Publicity for the unresult of their paper in Psychonomics Bulletin and Review has garnered them some appallingly stupid press coverage (“The Keyboards Are Changing Our Language!”; Just Typing ‘LOL’ Makes You Happy”; etc.). The worst I saw was in the Metro, a free tabloid in Britain: “SEX is depressing—but only if you use your left hand,” they began. “Typing letters with your left hand conveys more negative emotions than typing with your right, British and U.S. scientists say.” (The authors say nothing about what “conveys more negative emotions,” of course.) And in conclusion: “despite their meaning, words such as ‘lonely’ cheer us up more than, say, ‘sex’.” (If there was ever a worse example of illicit inference about particular cases from aggregated results, don’t show it to me, I might cry.)

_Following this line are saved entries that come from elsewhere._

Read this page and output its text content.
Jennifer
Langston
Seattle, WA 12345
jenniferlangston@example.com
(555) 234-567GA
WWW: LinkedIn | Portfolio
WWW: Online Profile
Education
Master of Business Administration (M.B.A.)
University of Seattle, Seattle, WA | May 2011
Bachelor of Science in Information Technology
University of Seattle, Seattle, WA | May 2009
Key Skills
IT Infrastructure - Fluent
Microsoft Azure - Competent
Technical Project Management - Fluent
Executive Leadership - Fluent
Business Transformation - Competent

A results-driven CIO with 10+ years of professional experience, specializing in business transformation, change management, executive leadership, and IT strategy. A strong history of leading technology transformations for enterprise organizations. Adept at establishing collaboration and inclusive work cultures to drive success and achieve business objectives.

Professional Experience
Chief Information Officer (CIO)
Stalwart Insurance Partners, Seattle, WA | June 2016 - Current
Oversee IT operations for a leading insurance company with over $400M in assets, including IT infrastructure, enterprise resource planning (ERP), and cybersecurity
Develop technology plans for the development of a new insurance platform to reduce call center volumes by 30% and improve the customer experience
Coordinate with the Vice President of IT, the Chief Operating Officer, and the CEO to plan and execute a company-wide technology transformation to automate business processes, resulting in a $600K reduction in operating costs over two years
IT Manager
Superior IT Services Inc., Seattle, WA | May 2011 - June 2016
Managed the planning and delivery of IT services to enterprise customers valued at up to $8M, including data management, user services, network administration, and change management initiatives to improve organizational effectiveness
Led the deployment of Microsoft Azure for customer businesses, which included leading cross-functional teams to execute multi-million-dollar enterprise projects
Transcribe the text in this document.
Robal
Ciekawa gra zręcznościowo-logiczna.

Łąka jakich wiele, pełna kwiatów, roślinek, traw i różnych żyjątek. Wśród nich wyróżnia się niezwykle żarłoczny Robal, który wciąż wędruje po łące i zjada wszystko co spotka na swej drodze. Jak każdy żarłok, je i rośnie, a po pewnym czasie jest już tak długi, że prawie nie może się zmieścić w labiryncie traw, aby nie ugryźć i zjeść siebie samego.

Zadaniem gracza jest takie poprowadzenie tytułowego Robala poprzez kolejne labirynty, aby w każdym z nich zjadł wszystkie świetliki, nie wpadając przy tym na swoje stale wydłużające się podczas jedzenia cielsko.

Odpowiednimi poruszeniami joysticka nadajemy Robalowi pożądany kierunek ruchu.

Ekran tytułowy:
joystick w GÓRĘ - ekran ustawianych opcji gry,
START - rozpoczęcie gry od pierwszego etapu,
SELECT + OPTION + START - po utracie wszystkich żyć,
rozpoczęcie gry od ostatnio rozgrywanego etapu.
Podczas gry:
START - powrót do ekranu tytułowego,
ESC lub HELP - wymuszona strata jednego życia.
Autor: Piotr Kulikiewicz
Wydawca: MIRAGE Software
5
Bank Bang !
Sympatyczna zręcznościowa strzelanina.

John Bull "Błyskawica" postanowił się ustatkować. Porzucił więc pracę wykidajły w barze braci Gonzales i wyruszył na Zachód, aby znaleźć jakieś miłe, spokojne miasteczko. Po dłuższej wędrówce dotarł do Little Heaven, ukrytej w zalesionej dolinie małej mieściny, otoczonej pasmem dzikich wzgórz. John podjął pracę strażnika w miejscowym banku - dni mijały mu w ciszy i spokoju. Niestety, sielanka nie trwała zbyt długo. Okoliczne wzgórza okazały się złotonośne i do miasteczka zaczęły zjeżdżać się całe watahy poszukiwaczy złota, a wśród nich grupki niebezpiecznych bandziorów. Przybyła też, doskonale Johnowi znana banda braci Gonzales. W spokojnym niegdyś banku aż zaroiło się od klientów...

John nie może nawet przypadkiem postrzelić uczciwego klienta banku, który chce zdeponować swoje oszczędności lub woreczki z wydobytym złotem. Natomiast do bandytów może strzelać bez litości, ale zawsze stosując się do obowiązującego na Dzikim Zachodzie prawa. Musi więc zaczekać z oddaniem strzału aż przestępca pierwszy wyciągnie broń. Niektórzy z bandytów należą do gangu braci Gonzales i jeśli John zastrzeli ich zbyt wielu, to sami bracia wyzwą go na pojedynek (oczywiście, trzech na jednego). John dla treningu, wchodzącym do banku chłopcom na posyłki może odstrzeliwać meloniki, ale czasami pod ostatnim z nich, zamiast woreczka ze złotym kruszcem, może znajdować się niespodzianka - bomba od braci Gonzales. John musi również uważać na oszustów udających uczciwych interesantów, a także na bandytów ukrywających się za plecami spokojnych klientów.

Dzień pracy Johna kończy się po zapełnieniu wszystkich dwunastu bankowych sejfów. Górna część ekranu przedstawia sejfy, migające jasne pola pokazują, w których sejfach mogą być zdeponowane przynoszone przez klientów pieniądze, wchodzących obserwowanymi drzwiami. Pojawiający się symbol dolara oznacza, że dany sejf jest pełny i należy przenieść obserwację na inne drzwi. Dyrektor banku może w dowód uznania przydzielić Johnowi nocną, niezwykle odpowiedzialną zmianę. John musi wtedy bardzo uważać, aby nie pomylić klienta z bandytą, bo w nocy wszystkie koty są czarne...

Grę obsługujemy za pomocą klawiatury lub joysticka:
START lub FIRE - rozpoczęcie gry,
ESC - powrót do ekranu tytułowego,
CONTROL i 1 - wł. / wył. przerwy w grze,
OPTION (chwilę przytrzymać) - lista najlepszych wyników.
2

One might argue that the two young psychologists are not responsible for jokey press reports. But they are not blameless. Jasmin told Wired: “Technology changes words, and by association languages. It’s an important thing to look at.” All of this is false. There has been no demonstration that technology “changes words.” If connotative valences of some words did alter slightly for some reason, that wouldn’t change the language at all. And above all, this is not “an important thing to look at": No scientific importance would attach to a very weak correlation between spelling and affective attitudes toward isolated words, even if there was one.
Liberman cites Joseph Simmons, Leif D. Nelson and Uri Simonsohn’s paper “False-Positive Psychology,” a paper on how “undisclosed flexibility in data collection and analysis allows presenting anything as significant,” published in Psychological Science last year. It uses computer simulations and experiments to show how “a researcher is more likely to falsely find evidence that an effect exists than to correctly find evidence that it does not” and “how unacceptably easy it is to accumulate (and report) statistically significant evidence for a false hypothesis.”
Compounding this problem with psychological science is the pathetic state of science reporting: the problem of how unacceptably easy it is to publish total fictions about science, and falsely claim relevance to real everyday life.
[Update: You can read Casasanto and Jasmin responding to Liberman here, and also Liberman’s rejoinder to their response here — a response that Casasanto and Jasmin insist is still in error.]